Diário de um Terapeuta – As portas que guardamos cá dentro.


M. prepara-se para entrar na sessão e eu procuro recordar a nossa última sessão. Releio os apontamentos e, ao encontrar a palavra “porta”, a minha mente percorre o caminho terapêutico desta jovem cliente. Depois de tanto termos explorado, há ainda um lugar bem guardado no mundo interno de M. Um lugar importante.

Na última sessão, M. falava dessa porta como um acesso ao ódio em relação ao mundo e aos outros. Falava também de um caminho que levava até à criança magoada. O que não ficou claro para mim foi se essa porta dava acesso a tudo isso ao mesmo tempo ou se, já dentro desse espaço, existiria ainda outra divisão que guarda, esconde ou protege essa criança ferida.

Dou por mim a pensar no quanto deve ser difícil para M. guardar tudo isto sozinha. No peso de carregar um segredo assim. Imagino que seja algo tão doloroso que, por agora, nem no espaço terapêutico consegue ainda ser dito.

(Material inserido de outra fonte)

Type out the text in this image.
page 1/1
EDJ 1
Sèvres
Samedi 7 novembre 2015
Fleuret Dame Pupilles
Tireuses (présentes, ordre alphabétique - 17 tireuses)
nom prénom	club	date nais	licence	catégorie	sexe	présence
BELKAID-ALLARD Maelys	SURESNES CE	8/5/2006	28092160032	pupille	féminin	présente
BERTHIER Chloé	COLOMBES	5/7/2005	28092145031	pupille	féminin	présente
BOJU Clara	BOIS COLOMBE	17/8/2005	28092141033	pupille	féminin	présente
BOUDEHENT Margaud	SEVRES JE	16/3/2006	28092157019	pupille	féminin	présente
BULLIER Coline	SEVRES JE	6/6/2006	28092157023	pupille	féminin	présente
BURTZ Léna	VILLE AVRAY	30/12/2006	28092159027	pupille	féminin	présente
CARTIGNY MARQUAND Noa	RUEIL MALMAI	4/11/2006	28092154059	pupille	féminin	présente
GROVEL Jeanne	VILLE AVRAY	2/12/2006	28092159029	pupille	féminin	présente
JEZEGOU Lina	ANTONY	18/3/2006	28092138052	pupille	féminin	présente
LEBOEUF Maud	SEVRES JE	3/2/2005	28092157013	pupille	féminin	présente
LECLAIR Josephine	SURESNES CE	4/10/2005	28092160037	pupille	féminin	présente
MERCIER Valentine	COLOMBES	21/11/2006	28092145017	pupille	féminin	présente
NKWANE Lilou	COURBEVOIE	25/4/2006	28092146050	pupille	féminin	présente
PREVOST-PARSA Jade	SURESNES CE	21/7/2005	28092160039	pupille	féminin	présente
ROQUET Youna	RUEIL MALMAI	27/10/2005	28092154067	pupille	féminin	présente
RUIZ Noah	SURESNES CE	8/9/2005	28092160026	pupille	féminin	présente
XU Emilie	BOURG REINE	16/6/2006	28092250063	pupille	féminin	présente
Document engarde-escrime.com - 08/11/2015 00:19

Por breves instantes, coloco o meu próprio trabalho em causa: que tipo de terapeuta tenho sido para M.? Serei o terapeuta de que ela precisa? Se, depois de tanto tempo de terapia, M. ainda não se sentiu suficientemente segura para expor algo tão profundo, será que não estou a falhar?

Esses pensamentos surgem, mas não ficam. Sei que cada pessoa tem o seu tempo para construir confiança no terapeuta, no processo e em si mesma. O tempo necessário para poder ocupar o espaço terapêutico com a sua vulnerabilidade.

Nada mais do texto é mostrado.